Telomerase levels in schizophrenia: A preliminary study

doi:10.1016/j.schres.2008.08.028

Schizophrenia Research

Volume 106, Issues 2–3, December 2008, Pages 242-247

https://doi.org/10.1016/j.schres.2008.08.028 Get rights and content

Abstract

We previously demonstrated that telomere length was markedly reduced in peripheral blood lymphocytes from individuals with schizophrenia. Since reduced telomere length can be caused by decreased telomerase activity, we quantitated basal telomerase activity in peripheral blood lymphocytes derived from individuals with schizophrenia (n = 53), unaffected relatives (n = 31) and unrelated controls (n = 59). Telomerase activity varied greatly among individuals, suggesting that this enzymatic activity is affected by various factors. We observed a nominally significant decrease in telomerase activity among individuals with schizophrenia compared to unaffected individuals (unaffected relatives and unrelated controls). Further studies are needed to investigate the role of telomerase in schizophrenia.

Introduction

In somatic cells, the ends of chromosomes, known as telomeres, progressively shorten with each cell division, a phenomenon resulting from incomplete replication of linear chromosomes by DNA polymerases. Telomerase is a specialized cellular ribonucleoprotein reverse transcriptase that extends telomeres, thereby protecting them and maintaining chromosomal integrity (Blackburn, 2005). In most somatic cells, telomerase is expressed at insufficient levels to completely restore telomeres, and telomeres progressively shorten with each cell division. Telomerase plays a critical role in cellular aging, since maintaining the length of telomeres extends the lifetime of cells (Blackburn, 2005). Thus, telomere length reflects the proliferative history of cells and serves as a mitotic clock of physical aging in many organisms (Blasco, 2005, von Zglinicki and Martin-Ruiz, 2005, Blackburn, 2005).

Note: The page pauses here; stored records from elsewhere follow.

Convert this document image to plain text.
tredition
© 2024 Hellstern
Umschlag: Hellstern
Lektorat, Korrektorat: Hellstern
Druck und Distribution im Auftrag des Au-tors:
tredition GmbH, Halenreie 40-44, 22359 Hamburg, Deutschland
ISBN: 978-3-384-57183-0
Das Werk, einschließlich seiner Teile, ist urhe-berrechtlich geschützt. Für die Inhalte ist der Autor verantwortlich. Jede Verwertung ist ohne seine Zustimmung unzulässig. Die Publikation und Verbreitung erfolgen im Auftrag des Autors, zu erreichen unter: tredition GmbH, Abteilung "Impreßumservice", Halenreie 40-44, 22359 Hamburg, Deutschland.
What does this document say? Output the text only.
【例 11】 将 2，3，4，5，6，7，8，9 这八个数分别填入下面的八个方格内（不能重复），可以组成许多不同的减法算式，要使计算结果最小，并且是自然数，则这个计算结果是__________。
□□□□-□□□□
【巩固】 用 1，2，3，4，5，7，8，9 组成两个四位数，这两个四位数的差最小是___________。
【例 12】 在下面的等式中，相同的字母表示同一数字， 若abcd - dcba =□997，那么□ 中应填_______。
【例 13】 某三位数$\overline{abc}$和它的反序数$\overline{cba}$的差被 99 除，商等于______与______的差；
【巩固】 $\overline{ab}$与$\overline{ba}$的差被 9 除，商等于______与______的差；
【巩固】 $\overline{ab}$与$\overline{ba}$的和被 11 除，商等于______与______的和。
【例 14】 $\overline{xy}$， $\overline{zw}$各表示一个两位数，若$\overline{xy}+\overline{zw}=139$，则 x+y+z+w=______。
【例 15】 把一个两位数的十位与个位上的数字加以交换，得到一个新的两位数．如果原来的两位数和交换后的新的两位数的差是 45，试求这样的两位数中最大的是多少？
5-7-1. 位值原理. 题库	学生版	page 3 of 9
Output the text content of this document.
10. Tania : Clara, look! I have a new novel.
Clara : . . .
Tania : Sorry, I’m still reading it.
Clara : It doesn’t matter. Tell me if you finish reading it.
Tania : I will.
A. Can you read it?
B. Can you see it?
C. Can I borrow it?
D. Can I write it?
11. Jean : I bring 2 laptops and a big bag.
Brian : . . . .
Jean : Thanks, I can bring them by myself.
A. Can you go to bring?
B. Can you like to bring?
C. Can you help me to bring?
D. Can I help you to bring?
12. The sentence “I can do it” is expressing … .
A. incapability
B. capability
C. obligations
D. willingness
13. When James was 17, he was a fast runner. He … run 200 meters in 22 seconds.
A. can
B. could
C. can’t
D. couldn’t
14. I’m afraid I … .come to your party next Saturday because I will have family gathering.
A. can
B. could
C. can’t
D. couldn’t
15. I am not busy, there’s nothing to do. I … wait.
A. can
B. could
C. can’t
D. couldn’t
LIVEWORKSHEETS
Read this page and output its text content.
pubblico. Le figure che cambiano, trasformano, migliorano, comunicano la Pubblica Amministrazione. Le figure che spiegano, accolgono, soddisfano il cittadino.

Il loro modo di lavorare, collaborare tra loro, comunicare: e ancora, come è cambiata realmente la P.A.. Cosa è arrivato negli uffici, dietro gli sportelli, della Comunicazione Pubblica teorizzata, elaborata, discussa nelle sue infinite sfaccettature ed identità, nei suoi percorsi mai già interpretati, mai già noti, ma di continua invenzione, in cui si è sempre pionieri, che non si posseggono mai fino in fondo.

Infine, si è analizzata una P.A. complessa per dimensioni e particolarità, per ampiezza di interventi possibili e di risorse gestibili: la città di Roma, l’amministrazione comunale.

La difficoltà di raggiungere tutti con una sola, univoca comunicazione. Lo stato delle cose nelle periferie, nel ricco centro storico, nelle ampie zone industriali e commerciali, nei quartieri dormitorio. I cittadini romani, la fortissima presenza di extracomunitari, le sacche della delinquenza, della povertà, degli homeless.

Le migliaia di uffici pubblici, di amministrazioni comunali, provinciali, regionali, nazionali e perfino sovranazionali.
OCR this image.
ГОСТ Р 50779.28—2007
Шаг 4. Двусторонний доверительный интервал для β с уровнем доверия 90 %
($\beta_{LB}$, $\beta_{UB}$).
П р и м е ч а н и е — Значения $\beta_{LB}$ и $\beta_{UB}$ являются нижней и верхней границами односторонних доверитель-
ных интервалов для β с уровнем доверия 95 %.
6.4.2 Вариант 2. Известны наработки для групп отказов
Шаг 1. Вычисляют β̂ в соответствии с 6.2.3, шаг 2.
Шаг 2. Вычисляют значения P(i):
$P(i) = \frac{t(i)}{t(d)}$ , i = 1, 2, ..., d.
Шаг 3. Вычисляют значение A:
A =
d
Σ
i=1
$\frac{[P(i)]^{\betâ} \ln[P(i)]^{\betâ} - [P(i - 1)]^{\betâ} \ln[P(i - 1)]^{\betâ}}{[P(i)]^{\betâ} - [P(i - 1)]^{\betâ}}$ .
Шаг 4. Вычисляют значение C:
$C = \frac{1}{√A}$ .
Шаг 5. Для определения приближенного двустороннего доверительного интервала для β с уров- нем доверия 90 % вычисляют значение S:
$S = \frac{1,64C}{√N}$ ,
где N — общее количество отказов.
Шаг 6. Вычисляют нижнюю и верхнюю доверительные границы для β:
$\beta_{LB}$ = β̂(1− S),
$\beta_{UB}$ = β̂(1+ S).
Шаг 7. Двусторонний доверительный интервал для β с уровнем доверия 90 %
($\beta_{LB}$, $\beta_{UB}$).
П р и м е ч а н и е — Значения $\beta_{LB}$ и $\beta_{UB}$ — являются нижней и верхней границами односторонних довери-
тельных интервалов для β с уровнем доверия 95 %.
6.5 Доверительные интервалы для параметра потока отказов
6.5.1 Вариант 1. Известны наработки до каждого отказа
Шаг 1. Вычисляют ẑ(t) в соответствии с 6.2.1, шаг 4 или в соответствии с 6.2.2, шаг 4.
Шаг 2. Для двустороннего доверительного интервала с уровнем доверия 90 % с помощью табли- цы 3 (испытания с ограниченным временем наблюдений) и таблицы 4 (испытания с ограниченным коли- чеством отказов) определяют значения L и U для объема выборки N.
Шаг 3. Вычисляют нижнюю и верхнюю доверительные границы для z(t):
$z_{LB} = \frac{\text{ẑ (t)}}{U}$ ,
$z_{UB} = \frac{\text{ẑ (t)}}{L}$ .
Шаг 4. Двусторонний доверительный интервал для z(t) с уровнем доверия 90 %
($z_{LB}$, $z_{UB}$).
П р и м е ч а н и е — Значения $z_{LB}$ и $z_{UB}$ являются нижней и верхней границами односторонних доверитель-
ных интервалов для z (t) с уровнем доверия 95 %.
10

Abnormal telomere functioning has been implicated in many human diseases associated with aging, including cardiovascular disease (Brouilette et al., 2003, Demissie et al., 2006), neurodegenerative disorders (von Zglinicki et al., 2000, Martin-Ruiz et al., 2006), diabetes (Mitchell and Malone, 2006, Demissie et al., 2006, Jeanclos et al., 1998), and cancer (Blasco, 2005, von Zglinicki and Martin-Ruiz, 2005, Cawthon et al., 2003). These investigations utilized telomere length in peripheral blood cells as a marker for the progression of aging in the whole organism (von Zglinicki and Martin-Ruiz, 2005). Recently, telomere dysfunction in peripheral leukocytes has also been described in psychiatric conditions. Accelerated telomere shortening and decreased telomerase activity has been reported in chronically stressed individuals (Epel et al., 2004) and accelerated telomere shortening has been reported in mood disorders (Simon et al., 2006) and schizophrenia (Kao et al., 2008).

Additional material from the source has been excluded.